I know Trent will probably write something about our Thanksgiving festivities in a later post, but for some reason, I felt compelled to add my own tonight. I apologize if some of my thoughts seem random or unorganized, but I had to speak.
Tucker has been doing breathing treatments twice per day for about two weeks now, and I usually get one of two reactions: 1) he will fall straight to sleep or 2) he will scream and throw a fit for about 20 minutes and then pass clean out from exhaustion. Unfortunately, tonight happened to be the latter of the two.
When this happens, I usually thank God that I don't have to listen to the noise anymore, but tonight was different. Tonight, I began to feel something that I've never felt before. I watched my son fight me, literally kicking and screaming, until he just couldn't muster the strength or energy to keep going. I watched him give up and accept that the mask wasn't going away. As his eyes slowly closed and he became silent, I began to weep. No, I wasn't tired or angry. I was disappointed -- not in Tucker but in myself. As he lay in my arms tonight, I soaked in the images of his angelic face and thought about all the times I got frustrated with him or with Trent, with the nurses, the doctors, the hospital staff, my family, my friends, etc. And my question is why? Why, in all the blessings of Tucker's life, even IF it had ended before it began, was I so angry? I remembered this time last year and how we were still learning how to be parents, especially parents of a "special needs" child. In moments like this, I always think back to the first 48 hours of Tucker's life. Those moments play like a horror film over and over in my mind. That day feels like it happened centuries ago, but at the same time, it feels like it was yesterday. I questioned, almost on a daily basis, why God picked us. What did we do to deserve this? Of all the sinful people in the world, why were we being punished? Then it hit me.
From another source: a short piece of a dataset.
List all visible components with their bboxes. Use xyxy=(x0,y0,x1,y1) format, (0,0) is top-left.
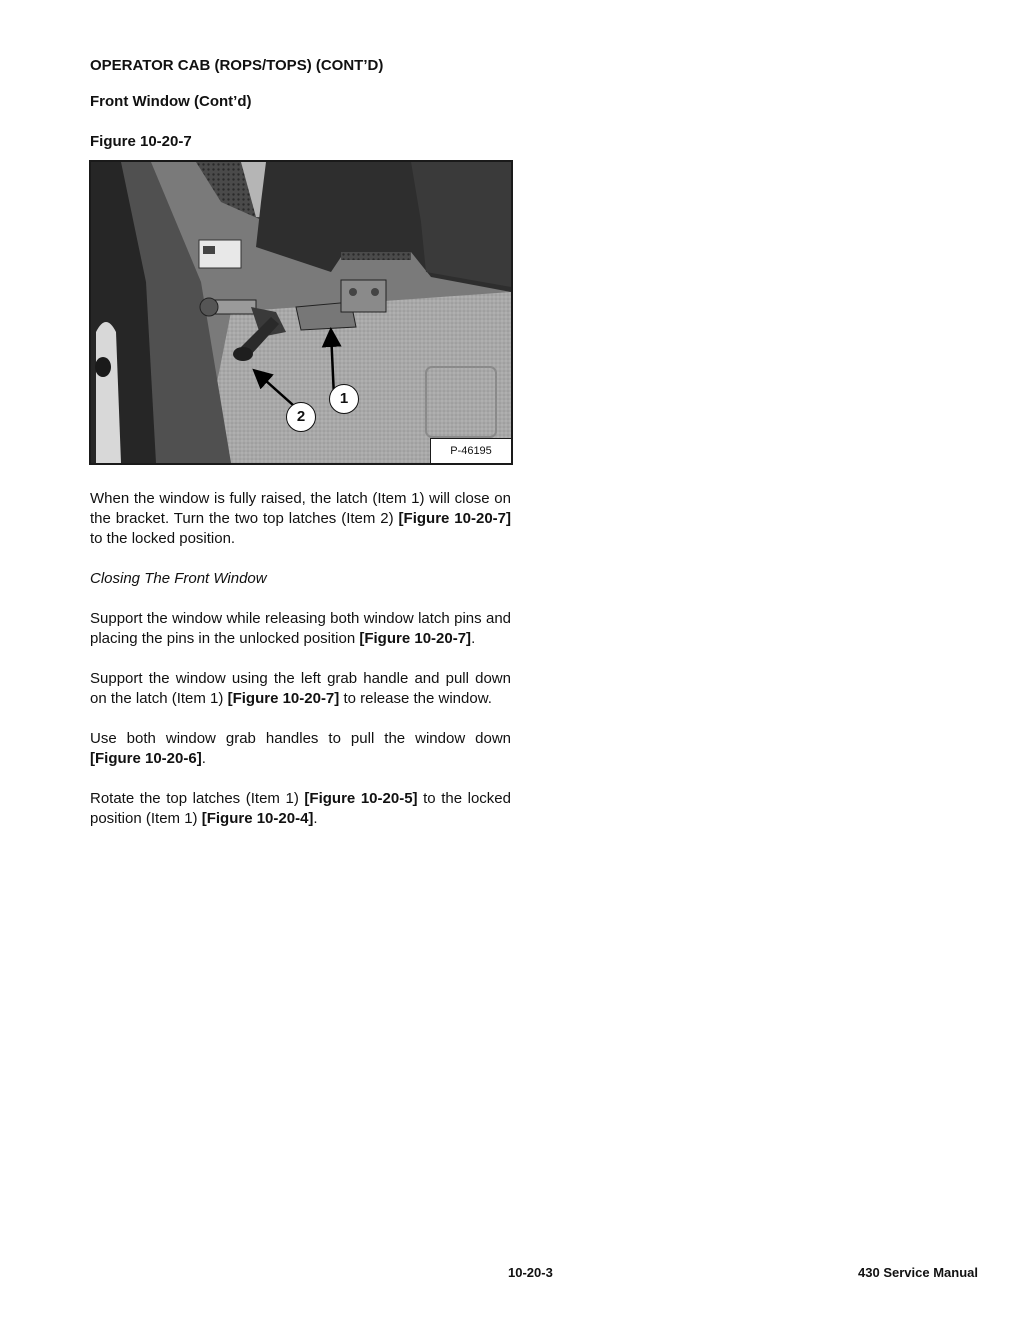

The disappointment I was feeling tonight was leading me to think about my heavenly Father, and how in spite of everything, in spite of my own anger and defiance, my own kicking and screaming, my own self-inflicted exhaustion, He has never left me. He continues to wrap His arms around me like I had mine wrapped around Tucker. The thought of almost losing Tucker was the greatest pain I've ever felt, but it doesn't compare to the pain God feels everyday when I break His heart. His only son died, but He died so that I could be angry with people for what seems like no reason at all and not be punished because of it.
I know this has turned out to be somewhat of a mini sermon which was not my original intention, but I write it because I think it explains why bad things happen sometimes. I would never have imagined that something like this would have happened to me. I've been a Christian since I was 14. God would never allow this to happen to a believer, right? The answer is a resounding "no." I've heard a million times that there is no love like the love a mother has for her child, and the more I look at my son's face and think about the miracle of his life, the more I begin to understand the sacrifice God made for me. I would take Tucker's pain and suffering and put it on myself without a second thought, and Christ did that for me. It took becoming a mother of a child with a near-fatal heart defect for me to understand what that means.
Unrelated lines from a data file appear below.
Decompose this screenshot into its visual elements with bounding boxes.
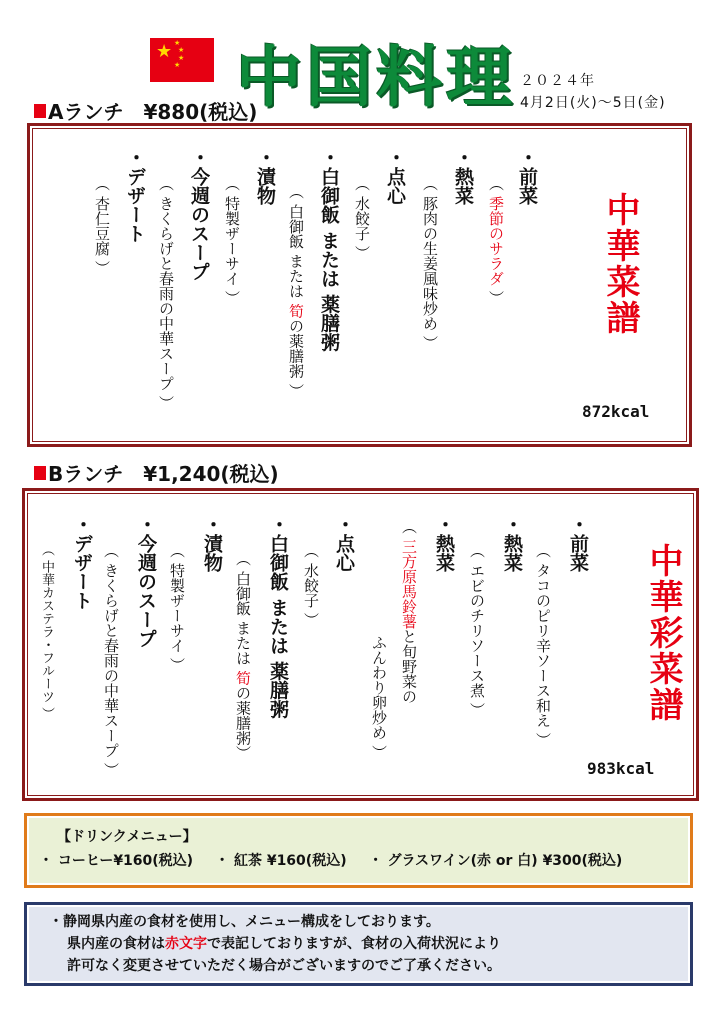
course-detail: （ エビのチリソース煮 ） (468, 543, 486, 718)
course-detail: （ 特製ザーサイ ） (168, 543, 186, 673)
course-head: ・今週のスープ (135, 515, 157, 648)
lunch-a-label-text: Aランチ ¥880(税込) (48, 100, 258, 124)
course-detail-line2: ふんわり卵炒め ） (370, 635, 388, 760)
drink-menu-heading: 【ドリンクメニュー】 (57, 829, 197, 845)
course-detail: （ 特製ザーサイ ） (223, 176, 241, 306)
course-detail: （ 白御飯 または 筍の薬膳粥 ） (287, 184, 305, 399)
square-bullet-icon (34, 466, 46, 480)
course-detail: （ タコのピリ辛ソース和え ） (534, 543, 552, 748)
drink-menu-box (24, 813, 693, 888)
course-head: ・点心 (333, 515, 355, 572)
course-detail: （ きくらげと春雨の中華スープ ） (157, 176, 175, 411)
course-detail: （ 水餃子 ） (302, 543, 320, 628)
course-head: ・白御飯 または 薬膳粥 (318, 148, 340, 352)
course-detail: （ 豚肉の生姜風味炒め ） (421, 176, 439, 351)
drink-menu-items (39, 850, 622, 870)
lunch-b-label (34, 458, 279, 487)
lunch-b-kcal: 983kcal (587, 759, 655, 778)
lunch-a-label (34, 96, 257, 125)
china-flag-icon: ★ ★ ★ ★ ★ (150, 38, 214, 82)
course-detail: （ 三方原馬鈴薯と旬野菜の (400, 519, 418, 704)
square-bullet-icon (34, 104, 46, 118)
drink-item: ・ コーヒー¥160(税込) (39, 853, 194, 869)
note-line-1: ・静岡県内産の食材を使用し、メニュー構成をしております。 (49, 914, 440, 930)
lunch-b-menu-box (22, 488, 699, 801)
course-head: ・点心 (384, 148, 406, 205)
date-block (520, 70, 666, 114)
course-detail: （ 杏仁豆腐 ） (93, 176, 111, 276)
course-head: ・デザート (71, 515, 93, 610)
drink-item: ・ グラスワイン(赤 or 白) ¥300(税込) (368, 853, 623, 869)
course-head: ・白御飯 または 薬膳粥 (267, 515, 289, 719)
course-head: ・今週のスープ (188, 148, 210, 281)
lunch-a-kcal: 872kcal (582, 402, 650, 421)
lunch-a-menu-title: 中華菜譜 (600, 192, 640, 336)
lunch-b-label-text: Bランチ ¥1,240(税込) (48, 462, 279, 486)
course-head: ・漬物 (254, 148, 276, 205)
course-head: ・熱菜 (452, 148, 474, 205)
course-detail: （ 中華カステラ・フルーツ ） (39, 543, 54, 721)
course-detail: （ きくらげと春雨の中華スープ ） (102, 543, 120, 778)
date-range: 4月2日(火)～5日(金) (520, 95, 666, 111)
drink-item: ・ 紅茶 ¥160(税込) (215, 853, 347, 869)
course-detail: （ 水餃子 ） (353, 176, 371, 261)
page-title: 中国料理 (236, 38, 516, 116)
course-detail: （ 白御飯 または 筍の薬膳粥） (234, 551, 252, 761)
lunch-a-menu-box (27, 123, 692, 447)
course-detail: （ 季節のサラダ ） (487, 176, 505, 306)
note-line-3: 許可なく変更させていただく場合がございますのでご了承ください。 (67, 958, 501, 974)
course-head: ・熱菜 (501, 515, 523, 572)
lunch-b-menu-title: 中華彩菜譜 (643, 543, 683, 723)
course-head: ・漬物 (201, 515, 223, 572)
ingredient-note-box (24, 902, 693, 986)
date-year: ２０２４年 (520, 73, 595, 89)
course-head: ・熱菜 (433, 515, 455, 572)
course-head: ・前菜 (516, 148, 538, 205)
note-line-2: 県内産の食材は赤文字で表記しておりますが、食材の入荷状況により (67, 936, 501, 952)
course-head: ・デザート (124, 148, 146, 243)
course-head: ・前菜 (567, 515, 589, 572)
The night ended with me placing my hand on Tucker's chest and praying that as long as I lived, those thumps on the palm of my hand wouldn't be taken for granted. I didn't pray that they would never stop, but I prayed that if God felt the need to take him home, I would always remember that moment. I thank God for each day that I wake up to the sounds of Tucker's babbling over the monitor. I may not appreciate the wake-up call at the moment, but everyday when I open that door and see that gap-toothed smile and crazy blonde hair, it replaces one of the images from that horror film with one from a comedy. I feel truly thankful that my life has turned out to be one giant lesson in humility because it allows me the opportunity to turn what could have been a sad ending into a happy one.